Aidan McArdle, 39, has been appearing in Beautiful People on BBC2 and Garrow's Law, which returns to BBC1 later this year. His films include Me and Orson Wells, Duchess and Morris – a Life with Bells On. He has played the parts of Dudley Moore, Stravinsky, Einstein and Richard III.

I'm one of six children, the only one who earns money from acting, although I would contend I'm the least dramatic and theatrical of all my siblings. I used to go to Betty Anne Norton's drama class in Dublin when I was a child because my brother and sister went there.

I saw my brother Paul playing a stooge in The Dracula Spectacular and thought, "My God – that's amazing!" (When he was eight, he was in a TV biopic of Sean O'Casey but he had no interest in acting really.) At that time I would have been four and in "low babies" at St Joseph's National Catholic School.

I suspect that the curriculum was similar to that taught in the Fifties; we learnt things by rote. It was only when I was halfway through St Joseph's that corporal punishment was abolished. Yet there was a rigour in that education that I am glad I experienced.

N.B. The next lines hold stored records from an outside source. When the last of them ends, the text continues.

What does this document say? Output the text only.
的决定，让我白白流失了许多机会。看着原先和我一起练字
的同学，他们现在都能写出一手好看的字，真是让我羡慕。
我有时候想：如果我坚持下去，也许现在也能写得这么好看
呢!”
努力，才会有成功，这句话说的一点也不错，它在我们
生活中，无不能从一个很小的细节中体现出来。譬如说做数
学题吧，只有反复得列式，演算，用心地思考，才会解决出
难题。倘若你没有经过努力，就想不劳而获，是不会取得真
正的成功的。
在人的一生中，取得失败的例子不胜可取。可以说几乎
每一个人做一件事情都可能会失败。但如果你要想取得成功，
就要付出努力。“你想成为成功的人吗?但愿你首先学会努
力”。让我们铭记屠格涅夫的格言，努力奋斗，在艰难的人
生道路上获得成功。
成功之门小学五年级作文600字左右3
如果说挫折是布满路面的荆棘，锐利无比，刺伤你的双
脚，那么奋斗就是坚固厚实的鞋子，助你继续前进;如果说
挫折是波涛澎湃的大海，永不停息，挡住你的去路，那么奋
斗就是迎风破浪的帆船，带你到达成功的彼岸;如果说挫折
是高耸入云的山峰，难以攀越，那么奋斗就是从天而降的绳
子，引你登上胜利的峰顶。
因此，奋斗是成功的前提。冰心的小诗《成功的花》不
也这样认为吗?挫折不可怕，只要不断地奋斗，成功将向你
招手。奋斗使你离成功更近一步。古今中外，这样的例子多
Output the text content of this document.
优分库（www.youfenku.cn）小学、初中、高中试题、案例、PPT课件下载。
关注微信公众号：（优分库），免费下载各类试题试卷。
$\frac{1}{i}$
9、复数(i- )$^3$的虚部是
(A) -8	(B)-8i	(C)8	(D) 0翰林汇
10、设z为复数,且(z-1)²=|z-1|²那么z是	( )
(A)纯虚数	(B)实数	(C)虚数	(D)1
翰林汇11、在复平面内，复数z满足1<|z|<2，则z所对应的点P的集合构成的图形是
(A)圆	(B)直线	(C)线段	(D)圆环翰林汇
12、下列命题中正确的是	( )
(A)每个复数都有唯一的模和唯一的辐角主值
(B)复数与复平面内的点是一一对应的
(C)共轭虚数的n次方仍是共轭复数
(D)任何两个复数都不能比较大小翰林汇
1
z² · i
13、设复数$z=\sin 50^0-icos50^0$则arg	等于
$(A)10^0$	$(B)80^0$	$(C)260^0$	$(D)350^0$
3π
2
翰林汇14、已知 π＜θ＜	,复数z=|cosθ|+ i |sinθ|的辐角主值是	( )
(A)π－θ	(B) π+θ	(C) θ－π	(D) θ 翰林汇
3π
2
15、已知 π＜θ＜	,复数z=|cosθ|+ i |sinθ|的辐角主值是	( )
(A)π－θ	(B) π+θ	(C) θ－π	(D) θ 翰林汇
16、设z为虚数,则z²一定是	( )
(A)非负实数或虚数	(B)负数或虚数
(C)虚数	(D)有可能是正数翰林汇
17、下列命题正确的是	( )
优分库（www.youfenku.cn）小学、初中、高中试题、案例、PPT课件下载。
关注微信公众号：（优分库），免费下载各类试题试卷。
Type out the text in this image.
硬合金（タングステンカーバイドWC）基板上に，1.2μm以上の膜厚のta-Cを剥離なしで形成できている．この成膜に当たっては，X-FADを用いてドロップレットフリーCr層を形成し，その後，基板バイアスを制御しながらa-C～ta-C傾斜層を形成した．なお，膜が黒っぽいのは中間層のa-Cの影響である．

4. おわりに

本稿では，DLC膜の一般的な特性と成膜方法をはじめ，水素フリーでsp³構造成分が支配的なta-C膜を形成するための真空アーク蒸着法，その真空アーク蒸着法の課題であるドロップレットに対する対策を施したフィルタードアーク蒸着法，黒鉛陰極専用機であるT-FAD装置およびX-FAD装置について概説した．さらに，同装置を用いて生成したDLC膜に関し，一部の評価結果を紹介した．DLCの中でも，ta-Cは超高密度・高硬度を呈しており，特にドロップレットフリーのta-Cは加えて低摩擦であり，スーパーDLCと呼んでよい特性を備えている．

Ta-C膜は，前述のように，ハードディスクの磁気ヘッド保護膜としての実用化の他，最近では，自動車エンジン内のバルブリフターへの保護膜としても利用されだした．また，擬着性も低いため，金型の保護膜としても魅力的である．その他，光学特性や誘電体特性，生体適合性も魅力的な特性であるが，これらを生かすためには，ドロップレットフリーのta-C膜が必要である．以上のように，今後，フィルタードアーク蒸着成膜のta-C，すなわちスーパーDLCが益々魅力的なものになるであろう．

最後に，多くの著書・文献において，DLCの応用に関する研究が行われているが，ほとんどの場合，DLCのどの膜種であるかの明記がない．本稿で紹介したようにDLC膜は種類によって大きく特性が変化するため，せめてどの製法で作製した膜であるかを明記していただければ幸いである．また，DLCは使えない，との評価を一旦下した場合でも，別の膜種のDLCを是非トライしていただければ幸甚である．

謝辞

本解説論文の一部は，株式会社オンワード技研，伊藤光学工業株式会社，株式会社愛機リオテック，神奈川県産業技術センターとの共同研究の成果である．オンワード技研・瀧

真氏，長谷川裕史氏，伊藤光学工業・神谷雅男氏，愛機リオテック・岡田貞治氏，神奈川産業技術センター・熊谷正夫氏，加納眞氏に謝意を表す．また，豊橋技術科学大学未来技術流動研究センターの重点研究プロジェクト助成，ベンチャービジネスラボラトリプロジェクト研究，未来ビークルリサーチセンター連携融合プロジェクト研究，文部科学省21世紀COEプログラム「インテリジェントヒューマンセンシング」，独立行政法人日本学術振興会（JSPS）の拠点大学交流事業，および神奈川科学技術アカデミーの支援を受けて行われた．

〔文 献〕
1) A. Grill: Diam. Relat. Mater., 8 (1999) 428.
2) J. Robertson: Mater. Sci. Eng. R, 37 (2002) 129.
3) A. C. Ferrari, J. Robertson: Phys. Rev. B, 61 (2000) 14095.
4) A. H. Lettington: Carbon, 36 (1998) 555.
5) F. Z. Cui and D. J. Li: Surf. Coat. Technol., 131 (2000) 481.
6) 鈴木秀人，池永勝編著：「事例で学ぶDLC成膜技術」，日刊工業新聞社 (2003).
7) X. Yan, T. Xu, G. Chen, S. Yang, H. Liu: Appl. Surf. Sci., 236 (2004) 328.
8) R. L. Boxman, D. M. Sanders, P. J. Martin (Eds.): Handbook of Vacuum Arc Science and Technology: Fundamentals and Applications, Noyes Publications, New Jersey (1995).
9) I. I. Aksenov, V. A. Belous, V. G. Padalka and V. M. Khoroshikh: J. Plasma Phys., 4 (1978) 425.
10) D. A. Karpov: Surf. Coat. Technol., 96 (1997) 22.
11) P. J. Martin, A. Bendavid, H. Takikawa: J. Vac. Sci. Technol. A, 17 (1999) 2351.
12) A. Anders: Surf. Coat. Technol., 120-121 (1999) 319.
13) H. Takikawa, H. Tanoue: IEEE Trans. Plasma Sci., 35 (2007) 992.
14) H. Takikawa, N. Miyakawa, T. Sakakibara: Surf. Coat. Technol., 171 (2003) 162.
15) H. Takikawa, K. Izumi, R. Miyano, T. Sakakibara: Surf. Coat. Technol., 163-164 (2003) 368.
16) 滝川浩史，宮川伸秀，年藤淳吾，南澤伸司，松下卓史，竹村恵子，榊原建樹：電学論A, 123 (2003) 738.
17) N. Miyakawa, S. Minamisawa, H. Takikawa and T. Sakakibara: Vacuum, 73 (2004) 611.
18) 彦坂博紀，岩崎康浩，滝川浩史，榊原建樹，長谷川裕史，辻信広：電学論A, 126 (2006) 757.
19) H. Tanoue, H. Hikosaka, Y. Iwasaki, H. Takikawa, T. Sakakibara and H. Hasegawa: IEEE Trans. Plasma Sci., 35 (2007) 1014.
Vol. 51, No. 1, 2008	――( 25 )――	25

I went to Terenure College when I was 12. It was a fee-paying school with entrance exam, uniforms, swimming-pool and gym. I enjoyed my time greatly but there seemed to be a feeling among some of the teachers that you weren't really a full member of the school unless you were on the rugby team.

The most important teacher of my school years was a wonderful woman called Helen Muloney who set up a theatre group to do an annual modern play with the younger pupils. It was through her encouragement and belief that I began to think I might do this acting lark for a living.

I did pretty well at "Inter Cert", which you took at 15, with eight or nine "honours" but I had blank spots – selective idiocy – at certain subjects. I was appalling at Latin and started bunking off the classes. At 18 I did seven or eight subjects for "Leaving Cert"; I got an A in English, three Bs and the rest Cs.

I went to University College Dublin and got a 2.2 in English and history; I actually think I did a degree in "Am I good enough to be an actor?'" as I immersed myself in the university drama society, playing everything from a women in Caryl Churchill's Cloud Nine to a very, very woolly-bearded King Lear.

I remember meeting a fellow student on Portobello Bridge and getting the syllabus for one of the history papers – the day before the final exam. Not clever.

In my last year I spent my 21st birthday money on flying over to audition for drama schools in England. I had written my own piece for Rada set in a psychiatric observation unit and the adjudicator thought that this was where I belonged, so I didn't get past the first round.

I was then offered a part in The Iceman Cometh at the Abbey Theatre and a year's contract as a player. That year's experience gave me a confidence to audition for Rada again and this time I got in.

I was aware that I was very lucky. There was a magnificent ratio of teachers to pupils. We had comprehensive training in dance, singing, Alexander Technique, voice and Laban movement.

But there is an exercise I will never forget. We were all brought to the local park, told to pick a tree and then say: "I, tree, am looking at you, and you, tree, are looking at me'." I remember thinking of the trials and tribulations myself and my mother had in trying to raise sponsorship for me to go to Rada, and I wondered, "What would my mam think?"